Remove the password in registration forms.

Engagement and participation are vital to most online properties. Lowering the barrier to entry breeds early loyalty and allows user continuity. Using Email Registration, Logintoboggan and this module you can reduce the registration form to ONLY email address (and whatever profile fields you create). A random password will be set when registering. You'll need to alter welcome emails and craft messaging for this process. Hide that piece of complexity from first time users.


Turns out this is super similar to Generate Password

Since that has more installs you should check that out.


Installation...

  1. Install/enable the module. (sites/all/contrib/registration_toboggan)
  2. Visit the Logintoboggan settings page.
    • D6: admin/user/logintoboggan
    • D7: configure/system/logintoboggan
  3. Check "Auto-generate password" to remove password(s) from registration forms.
    • You MUST setup a pre-authorized role beyond Authenticated User, read more below...

Presumed Also Using Modules...

  • Logintoboggan Powers a pre-authorized role prior to email validation, email login and various other registration/login improvements. This is a dependency.
  • Email Registration Allows removing usernames from the registration form.

Related Modules...

Security Notes...

Ease of use/participation is often a trade-off with spam and security. With less input required an account can be created and login accomplished with less effort. If permissions assigned to such a user are too high, this is a problem. Examples include: dangerous input formats, use of tokens, file uploads, etc.

Additionally the type of site, account, and personal content needs to be appropriate for such low barrier participation. To use Registration Toboggan you are required to setup a pre-authorized roles within Logintoboggan to keep users with no password set and an un-verified email separate from normal users. Permissions associated with this role of user also must be super low pre-verification. Example: posting comments, editing profile info, flagging favorite items, creating unpublished content.
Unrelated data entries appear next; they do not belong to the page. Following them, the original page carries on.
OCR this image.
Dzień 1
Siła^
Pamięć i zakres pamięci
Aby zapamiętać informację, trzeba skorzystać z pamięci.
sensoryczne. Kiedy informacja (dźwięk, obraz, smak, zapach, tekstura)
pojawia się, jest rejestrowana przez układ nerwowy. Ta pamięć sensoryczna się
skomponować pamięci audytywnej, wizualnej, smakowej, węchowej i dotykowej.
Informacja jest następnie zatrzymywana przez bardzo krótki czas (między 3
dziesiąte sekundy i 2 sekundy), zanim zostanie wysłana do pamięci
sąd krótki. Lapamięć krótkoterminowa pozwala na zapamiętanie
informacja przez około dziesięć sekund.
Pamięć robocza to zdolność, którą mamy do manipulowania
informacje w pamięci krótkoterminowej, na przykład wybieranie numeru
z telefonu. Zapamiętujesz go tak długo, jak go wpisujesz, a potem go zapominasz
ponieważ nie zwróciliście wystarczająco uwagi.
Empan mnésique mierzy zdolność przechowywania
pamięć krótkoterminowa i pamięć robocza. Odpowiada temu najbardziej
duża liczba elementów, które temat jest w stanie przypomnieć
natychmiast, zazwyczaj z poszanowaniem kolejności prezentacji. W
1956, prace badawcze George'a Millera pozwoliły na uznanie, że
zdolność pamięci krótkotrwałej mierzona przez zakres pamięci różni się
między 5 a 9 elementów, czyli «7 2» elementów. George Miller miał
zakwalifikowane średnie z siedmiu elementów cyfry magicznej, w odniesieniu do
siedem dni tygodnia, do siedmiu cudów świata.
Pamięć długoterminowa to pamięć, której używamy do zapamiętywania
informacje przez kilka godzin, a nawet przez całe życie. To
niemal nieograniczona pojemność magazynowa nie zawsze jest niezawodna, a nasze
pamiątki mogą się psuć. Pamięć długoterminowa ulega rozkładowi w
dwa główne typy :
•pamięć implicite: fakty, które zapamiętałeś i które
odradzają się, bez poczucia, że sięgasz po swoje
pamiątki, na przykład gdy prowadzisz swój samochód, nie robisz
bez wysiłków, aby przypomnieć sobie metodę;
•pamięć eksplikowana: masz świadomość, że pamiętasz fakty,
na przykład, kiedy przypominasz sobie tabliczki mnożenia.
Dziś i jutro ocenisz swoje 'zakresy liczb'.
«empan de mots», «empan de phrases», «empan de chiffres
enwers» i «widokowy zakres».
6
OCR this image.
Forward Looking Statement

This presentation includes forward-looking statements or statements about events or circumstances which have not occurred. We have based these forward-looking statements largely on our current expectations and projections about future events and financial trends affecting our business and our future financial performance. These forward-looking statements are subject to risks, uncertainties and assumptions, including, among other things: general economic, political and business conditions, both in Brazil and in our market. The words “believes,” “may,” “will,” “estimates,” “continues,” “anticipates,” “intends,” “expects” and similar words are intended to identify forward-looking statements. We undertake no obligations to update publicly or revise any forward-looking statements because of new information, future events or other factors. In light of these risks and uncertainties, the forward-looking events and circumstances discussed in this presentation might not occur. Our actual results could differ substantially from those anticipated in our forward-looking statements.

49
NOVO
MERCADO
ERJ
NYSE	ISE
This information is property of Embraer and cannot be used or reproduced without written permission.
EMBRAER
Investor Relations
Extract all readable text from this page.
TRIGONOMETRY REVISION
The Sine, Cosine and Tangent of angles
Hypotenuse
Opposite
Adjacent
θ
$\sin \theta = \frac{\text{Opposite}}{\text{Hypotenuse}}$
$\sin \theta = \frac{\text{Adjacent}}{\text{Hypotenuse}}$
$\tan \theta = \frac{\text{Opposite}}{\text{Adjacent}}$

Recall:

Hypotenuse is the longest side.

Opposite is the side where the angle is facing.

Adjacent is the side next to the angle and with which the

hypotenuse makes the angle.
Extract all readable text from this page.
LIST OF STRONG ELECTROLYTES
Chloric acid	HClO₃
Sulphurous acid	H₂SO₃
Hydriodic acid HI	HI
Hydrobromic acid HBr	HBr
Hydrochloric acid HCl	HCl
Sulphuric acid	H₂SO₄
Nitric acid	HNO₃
Captchas may still want to be used with this type of user. Bad permissions would include: messaging/friending/bothering other users, editing existing content, posting publicly, etc.

This module should never be used to grant editor/admin roles, just as no site should give administrative permissions/roles without human moderation or a tool like Register Pre-approved.

This module lets you push ease of joining right up to the edge of security. It still maintains a path of acceptable use without stopping a user from using your site.